Подкатила поганая телега, на какой возят назем, скупо выстланная соломой. Туда посадили полумертвую Марину, втолкнули Жана, затем им подали завернутую, в одеяло, сонную, ничего не ведающую дочку. Старик сторож подобрал волоки, причмокнул и, шагая рядом с телегой, повез семью Петриченко прочь из родной деревни…
* * *
…Полдень. Краем деревни идут Надежда Петровна и Якушев, одетый по-дорожному.
– Неужто вас из-за меня сняли? – похоже не в первый раз спрашивает Надежда Петровна.
– Надо же кому-то отвечать… – пожал плечами Якушев. – Но сняли меня не только за это, а по совокупности: и со вторым планом не проявил я должной твердости, и вообще сею гнилой либерализм.
– Что же с вами теперь будет-то?
– Учиться посылают.
– Надо же! Так, глядишь, до яслей дойдете!.. Ну и как, научат вас «должной твердости»?
– Не думаю, – улыбнулся Якушев. – Я многому у вас научился, Надежда Петровна, – сказал он тепло. – Меня не столкнешь на такой путь. Сельское дело – нежное, а колхозники – самые незащищенные люди, так вы говорили? Я этого никогда не забуду. Да и вас я никогда не забуду…
Они остановились у околицы.
– Спасибо, – сказала Надежда Петровна – Коль мы расстаемся, могу вам признаться: я вас тоже помнить буду. Благодарна я вам. Не только за то, что защитили, а что открыли вы мне мое живое сердце. Ничего у нас с вами быть не могло – тому и живые и мертвые помехой. Но одному никто не помешает: буду я о вас думать, скучать, может, всплакну. А для меня это очень много, почти счастье.
– Спасибо, – хрипло сказал Якушев. – Не ждал я этого. Спасибо. И до свидания.
Он подал ей руку. Надежда Петровна притянула его за шею.
– Прощай, милый мой, жалкий мой человек! – И она поцеловала Якушева.
Он повернулся и, не оборачиваясь, быстро пошел по дороге. Она глядела ему вслед. Потом поднялась на бугор, где под рослыми плакучими березами зарастало бурьяном и лопухами заброшенное сельское кладбище. Отсюда она еще долго видела Якушева.
Видела, как он остановил грузовик и забрался в кузов, как оглянулся на деревню, как скрылся грузовик за поворотом. Тогда она поднялась еще выше, на самую макушку бугра, взобралась на поверженный гранитный памятник и опять увидела грузовик и стоящего в кузове Якушева.

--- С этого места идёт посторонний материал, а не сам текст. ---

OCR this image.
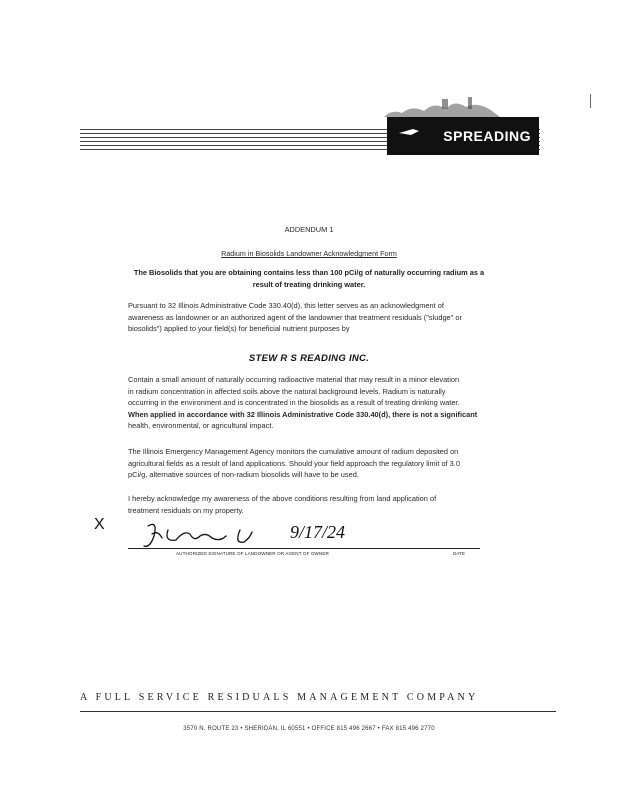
SPREADING
ADDENDUM 1
Radium in Biosolids Landowner Acknowledgment Form
The Biosolids that you are obtaining contains less than 100 pCi/g of naturally occurring radium as a
result of treating drinking water.
Pursuant to 32 Illinois Administrative Code 330.40(d), this letter serves as an acknowledgment of
awareness as landowner or an authorized agent of the landowner that treatment residuals ("sludge" or
biosolids") applied to your field(s) for beneficial nutrient purposes by
STEW R S READING INC.
Contain a small amount of naturally occurring radioactive material that may result in a minor elevation
in radium concentration in affected soils above the natural background levels. Radium is naturally
occurring in the environment and is concentrated in the biosolids as a result of treating drinking water.
When applied in accordance with 32 Illinois Administrative Code 330.40(d), there is not a significant
health, environmental, or agricultural impact.
The Illinois Emergency Management Agency monitors the cumulative amount of radium deposited on
agricultural fields as a result of land applications. Should your field approach the regulatory limit of 3.0
pCi/g, alternative sources of non-radium biosolids will have to be used.
I hereby acknowledge my awareness of the above conditions resulting from land application of
treatment residuals on my property.
X	9/17/24
AUTHORIZED SIGNATURE OF LANDOWNER OR AGENT OF OWNER	DATE
A FULL SERVICE RESIDUALS MANAGEMENT COMPANY
3570 N. ROUTE 23 • SHERIDAN, IL 60551 • OFFICE 815 496 2667 • FAX 815 496 2770
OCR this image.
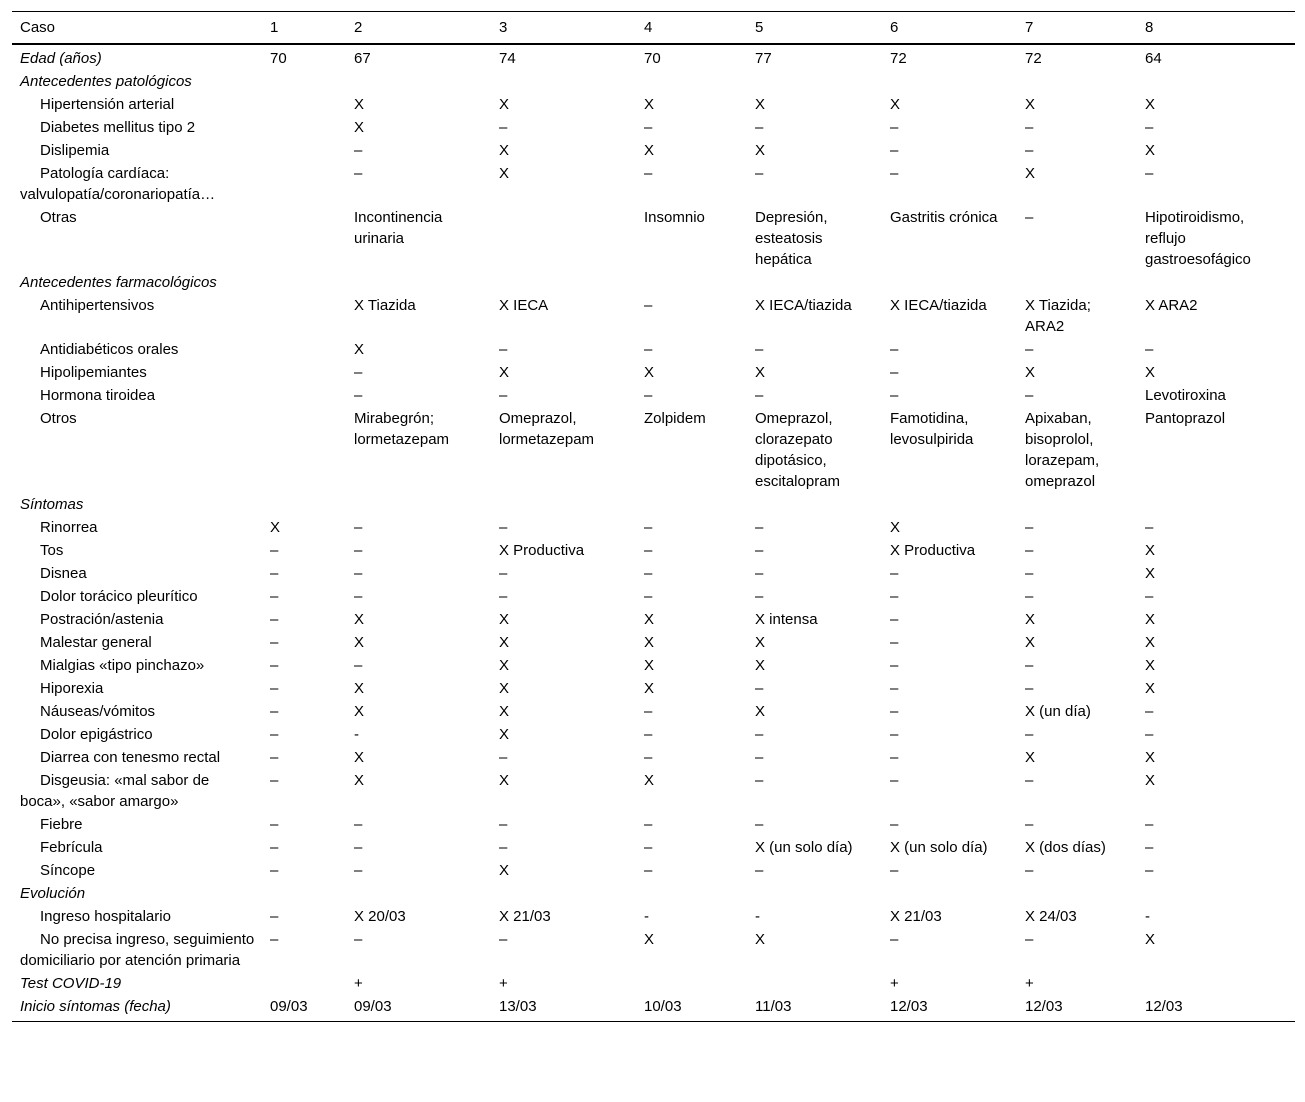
Caso	1	2	3	4	5	6	7	8
Edad (años)	70	67	74	70	77	72	72	64
Antecedentes patológicos								
Hipertensión arterial		X	X	X	X	X	X	X
Diabetes mellitus tipo 2		X	–	–	–	–	–	–
Dislipemia		–	X	X	X	–	–	X
Patología cardíaca: valvulopatía/coronariopatía…		–	X	–	–	–	X	–
Otras		Incontinencia urinaria		Insomnio	Depresión, esteatosis hepática	Gastritis crónica	–	Hipotiroidismo, reflujo gastroesofágico
Antecedentes farmacológicos								
Antihipertensivos		X Tiazida	X IECA	–	X IECA/tiazida	X IECA/tiazida	X Tiazida; ARA2	X ARA2
Antidiabéticos orales		X	–	–	–	–	–	–
Hipolipemiantes		–	X	X	X	–	X	X
Hormona tiroidea		–	–	–	–	–	–	Levotiroxina
Otros		Mirabegrón; lormetazepam	Omeprazol, lormetazepam	Zolpidem	Omeprazol, clorazepato dipotásico, escitalopram	Famotidina, levosulpirida	Apixaban, bisoprolol, lorazepam, omeprazol	Pantoprazol
Síntomas								
Rinorrea	X	–	–	–	–	X	–	–
Tos	–	–	X Productiva	–	–	X Productiva	–	X
Disnea	–	–	–	–	–	–	–	X
Dolor torácico pleurítico	–	–	–	–	–	–	–	–
Postración/astenia	–	X	X	X	X intensa	–	X	X
Malestar general	–	X	X	X	X	–	X	X
Mialgias «tipo pinchazo»	–	–	X	X	X	–	–	X
Hiporexia	–	X	X	X	–	–	–	X
Náuseas/vómitos	–	X	X	–	X	–	X (un día)	–
Dolor epigástrico	–	-	X	–	–	–	–	–
Diarrea con tenesmo rectal	–	X	–	–	–	–	X	X
Disgeusia: «mal sabor de boca», «sabor amargo»	–	X	X	X	–	–	–	X
Fiebre	–	–	–	–	–	–	–	–
Febrícula	–	–	–	–	X (un solo día)	X (un solo día)	X (dos días)	–
Síncope	–	–	X	–	–	–	–	–
Evolución								
Ingreso hospitalario	–	X 20/03	X 21/03	-	-	X 21/03	X 24/03	-
No precisa ingreso, seguimiento domiciliario por atención primaria	–	–	–	X	X	–	–	X
Test COVID-19		+	+			+	+	
Inicio síntomas (fecha)	09/03	09/03	13/03	10/03	11/03	12/03	12/03	12/03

А затем она услышала било. Спрыгнула на землю и пошла тяжелой походкой немолодой, усталой женщины…
* * *
…Когда Надежда Петровна вошла в помещение колхозного клуба, перевыборное собрание уже началось.
– Мы не хотим оказывать на вас давление, товарищи колхозники, звучит голос заведующего сельхозотделом райкома партии Круглова, и поначалу кажется, что мы перенеслись в военные годы. Тем более что сам Круглов нисколько не изменился: тот же поношенный морской китель с полосками за ранение, так же прижата к боку несгибающаяся в локте рука, то же бесконечно усталое, серое лицо. – И хоть у вас нынче уж не бабье царство, – продолжает Круглов, – вон сколько королей и принцев, но по-прежнему тон задают уважаемые женщины, и мы решили, что и председателем лучше выбрать женщину.